Vernor Vinge’s “Rainbow’s End” free to read… so go read it

Way back in the 70s, Vernor Vinge wrote a short story called “True Names” which is about a bunch of people who hang out in a virtual world, talk, hack, have fun… until some of them start dying, one or more of them may not be human at all, and the only way to find out what’s really happening is to leave the virtual world and meet up in real life to defeat an enemy that wants to kill them all.
Vinge, with this story, created the “cyberpunk” genre, and also, presciently came the closest to how we, thirty years later, play in our own virtual worlds.
He book-ended the now-passed “cyberpunk” craze with his Hugo-winning book last year, “Rainbow’s End“, about people not too far from now, after the Internet and computer technology has become so much a part of life that people don’t even think about it anymore. It’s not “the Internet”. it’s just how people live.

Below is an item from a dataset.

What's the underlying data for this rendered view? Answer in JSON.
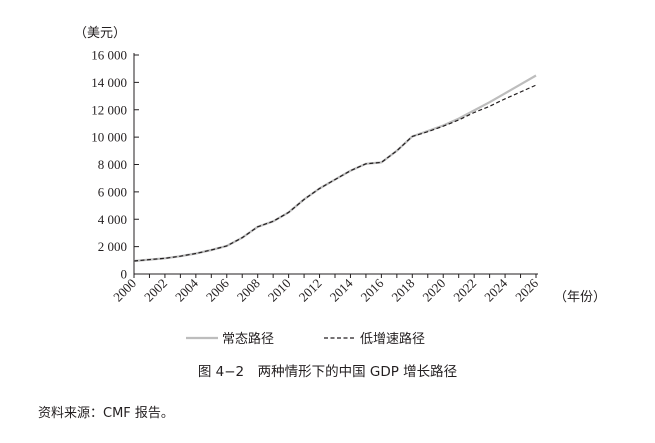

Cory Doctorow calls it the first “post-cyberpunk” novel… and for some reason, Vinge has decided to put it up on the web to read for free. I *bought* this book when it first came out — Vinge is on my “must buy immediately” list, but I lost no time grabbing this because my eyesight is getting worse, and books are hard to read now, and I’m planning on getting one of those eBook readers like the Amazon Kindle or the Sony Reader (probably the latter) so I can enjoy reading again (yay larger type), and this book will go right onto it.
This link points to Cory’s blurb on the book over at boingboing. Follow it, read the book, and if you like it — buy it! I put my money where my mouth is here… Cory puts all his books online for free, and yet I have bought one and will likely buy more — because it’s worth supporting artists; gets them to make more cool stuff.